All of this cries out for greater cooperation and collaboration. It also cries out for new facilities that will bring these programs physically closer together. And that is the second related initiative we are undertaking: the creation of an integrated science, engineering, and technology (ISET) complex. This project, which will renovate Dana Hall and parts of United Technologies Hall as well as create new space adjacent to Dana Hall, is now in the early planning stages. I outlined my specific dreams for ISET in the 2001-2002 President's Report, so I won't repeat them here.
Suffice it to say that I believe this new complex is vitally important to our future. It will take years to raise the money and complete the construction. It will take hard work and a lot of faculty consultation and discussion. But I believe we have a real opportunity to create an institutional strength in science, engineering, and technology that will rival our national reputation in the arts. I am committed to pursuing this with the energy it takes to make it successful. I think in a very real sense our future depends on it.

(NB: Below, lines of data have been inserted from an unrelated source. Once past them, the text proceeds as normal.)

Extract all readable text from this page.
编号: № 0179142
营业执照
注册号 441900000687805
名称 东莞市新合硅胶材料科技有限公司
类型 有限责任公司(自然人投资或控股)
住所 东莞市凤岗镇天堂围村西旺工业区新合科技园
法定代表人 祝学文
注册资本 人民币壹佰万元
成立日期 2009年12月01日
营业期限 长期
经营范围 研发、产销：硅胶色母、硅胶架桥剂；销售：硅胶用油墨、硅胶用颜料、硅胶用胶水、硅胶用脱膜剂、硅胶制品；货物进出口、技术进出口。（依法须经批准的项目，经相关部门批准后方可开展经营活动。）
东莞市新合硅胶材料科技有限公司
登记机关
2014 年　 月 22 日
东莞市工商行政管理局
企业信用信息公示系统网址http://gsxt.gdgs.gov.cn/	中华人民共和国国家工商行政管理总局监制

You might well wonder why an English professor-turned-president would focus on science, engineering, and technology as areas of strategic focus. Isn't it true that many other areas also could be strengthened?
My interest in science, engineering, and technology is based on three important factors. We have strong faculty in all three areas, and some of our programs (acoustical engineering as an example) already have national reputations. We already draw many of our brightest and most talented students in these areas. And my friends in the corporate and industrial world tell me that people educated in science, engineering, and technology are the most in demand. In short, we have the talent in our faculty and students, and the demand is there.
No one would be more surprised by my dedication to building the sciences than my mother, if she were still alive. A biology major in college, my mother was always slightly disappointed, I suspect, that neither my sister nor I followed in her footsteps. But like many seniors, as I complete my fourth year at the University, I find myself wishing I had listened to my parents more.
I am joking about this, of course, but I am completely serious about the importance I place in building science, engineering, and technology here. I believe strongly that the University has a real opportunity to emerge as a leader in these areas, and I intend to pursue that opportunity vigorously in the years ahead. You'll be hearing more from me about that in the future.
As an honorary member of the Class of 2002, that is one graduation promise I intend to keep.